I am pretty sure that what I did was safe. P_CAPTURE, if it is not actually filled in the handler, should just be constructed as a new Variant, which returns false since the type is not VAR_BOOL. Let’s say, at least, that what I did has not been a problem for me. I think it should be completely safe (since I’ve defined the two events to use the same parameters, so a new variant map doesn’t need to be filled, and as eventData is passed by reference to the handlers it has worked). I suppose engine changes could break it, but that isn’t something I need to be too worried about, as I can always just not move to the next release.

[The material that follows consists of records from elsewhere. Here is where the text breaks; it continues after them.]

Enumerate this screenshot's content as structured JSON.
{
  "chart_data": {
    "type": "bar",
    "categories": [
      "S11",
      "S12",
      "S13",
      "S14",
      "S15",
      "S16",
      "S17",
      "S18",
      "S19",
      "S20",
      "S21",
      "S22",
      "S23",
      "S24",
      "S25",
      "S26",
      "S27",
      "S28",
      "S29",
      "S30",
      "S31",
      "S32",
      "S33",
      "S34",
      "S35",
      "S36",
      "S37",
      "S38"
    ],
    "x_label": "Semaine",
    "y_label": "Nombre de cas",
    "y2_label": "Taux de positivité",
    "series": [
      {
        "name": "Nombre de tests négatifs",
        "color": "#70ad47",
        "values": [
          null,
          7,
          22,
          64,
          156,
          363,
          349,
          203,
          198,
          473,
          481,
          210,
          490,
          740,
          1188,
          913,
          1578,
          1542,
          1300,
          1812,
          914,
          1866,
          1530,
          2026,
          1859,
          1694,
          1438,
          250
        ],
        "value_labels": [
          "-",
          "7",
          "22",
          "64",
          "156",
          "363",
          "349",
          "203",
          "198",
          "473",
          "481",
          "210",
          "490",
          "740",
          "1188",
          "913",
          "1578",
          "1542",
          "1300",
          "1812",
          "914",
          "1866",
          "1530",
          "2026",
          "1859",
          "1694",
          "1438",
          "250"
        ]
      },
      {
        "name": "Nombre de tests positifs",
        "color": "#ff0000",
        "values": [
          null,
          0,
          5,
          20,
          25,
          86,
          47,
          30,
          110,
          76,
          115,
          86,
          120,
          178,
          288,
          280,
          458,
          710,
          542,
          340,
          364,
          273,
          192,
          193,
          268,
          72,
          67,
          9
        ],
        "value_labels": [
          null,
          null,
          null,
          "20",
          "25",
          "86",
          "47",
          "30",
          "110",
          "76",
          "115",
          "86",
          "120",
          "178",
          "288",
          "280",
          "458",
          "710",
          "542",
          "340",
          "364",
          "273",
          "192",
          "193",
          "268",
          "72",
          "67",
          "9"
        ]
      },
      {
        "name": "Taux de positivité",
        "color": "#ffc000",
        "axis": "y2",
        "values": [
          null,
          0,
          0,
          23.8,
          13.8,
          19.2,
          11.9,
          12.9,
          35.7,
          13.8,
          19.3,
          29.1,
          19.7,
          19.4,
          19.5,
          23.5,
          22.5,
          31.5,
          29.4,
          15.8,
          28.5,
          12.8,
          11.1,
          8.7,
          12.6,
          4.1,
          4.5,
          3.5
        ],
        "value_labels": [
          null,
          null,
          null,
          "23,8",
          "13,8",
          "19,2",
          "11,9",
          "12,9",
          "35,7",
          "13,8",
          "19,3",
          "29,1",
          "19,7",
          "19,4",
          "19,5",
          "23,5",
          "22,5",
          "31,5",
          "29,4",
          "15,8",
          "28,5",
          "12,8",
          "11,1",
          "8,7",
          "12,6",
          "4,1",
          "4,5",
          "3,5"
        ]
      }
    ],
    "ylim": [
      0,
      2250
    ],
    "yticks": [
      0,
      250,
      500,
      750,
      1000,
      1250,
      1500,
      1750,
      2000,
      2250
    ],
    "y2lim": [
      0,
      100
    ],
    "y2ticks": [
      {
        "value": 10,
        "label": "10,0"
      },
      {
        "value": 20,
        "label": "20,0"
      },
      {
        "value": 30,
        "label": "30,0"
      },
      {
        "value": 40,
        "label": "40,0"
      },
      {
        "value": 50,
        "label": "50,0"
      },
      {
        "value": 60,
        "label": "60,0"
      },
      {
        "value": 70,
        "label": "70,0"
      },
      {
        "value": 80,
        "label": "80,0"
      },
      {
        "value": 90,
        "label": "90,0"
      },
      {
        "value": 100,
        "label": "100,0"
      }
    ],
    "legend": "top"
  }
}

Let us know how it goes! A tutorial sounds great :slight_smile:

What I might think about doing is having the behavior trees all just query ‘the engine’ about behaviors attached to their location every so often, and then cache those to be considered for a while. I’ve no real experience in behavior trees, though, so perhaps someone else can help you, otherwise good luck!

Also, if you’ve not seen it, I think this presentation might have gone in to how they implemented location-based behaviors (though I watched it quite a while ago, so no promises): Building a Better Centaur AI at Massive Scale

slapin

Thanks for your answers!

I watched this one too, and remember they do a bit of teaser but do not go into much detail
of implementation.
About BTs - I implemented them in very rough way using article on https://www.youtube.com/watch?v=n4aREFb3SsU

http://aigamedev.com/insider/tutorial/second-generation-bt/

using AngelScript first, but almost finished rewrite to C++. I also wrote graphical editor for them. I wonder if it is feasible to add them to engine though,
as Urho rarely have high-level engine constructs… probably should ask such question to @cadaver

slapin

I found a great approach to implement various systems with Urho. It just occured to me that I could communicate events through components of the same node, which makes scripted behavior tree nodes not necessary which allows to remove huge chunk of ugly code. So I can replace all BT action nodes with events and implement everything in much simpler way. This also can be used to inject zone-based behaviors easily.
Also this can decouple tree from character controller, which is also great!
Looks I have some refactoring work now, and the result will be much better than before!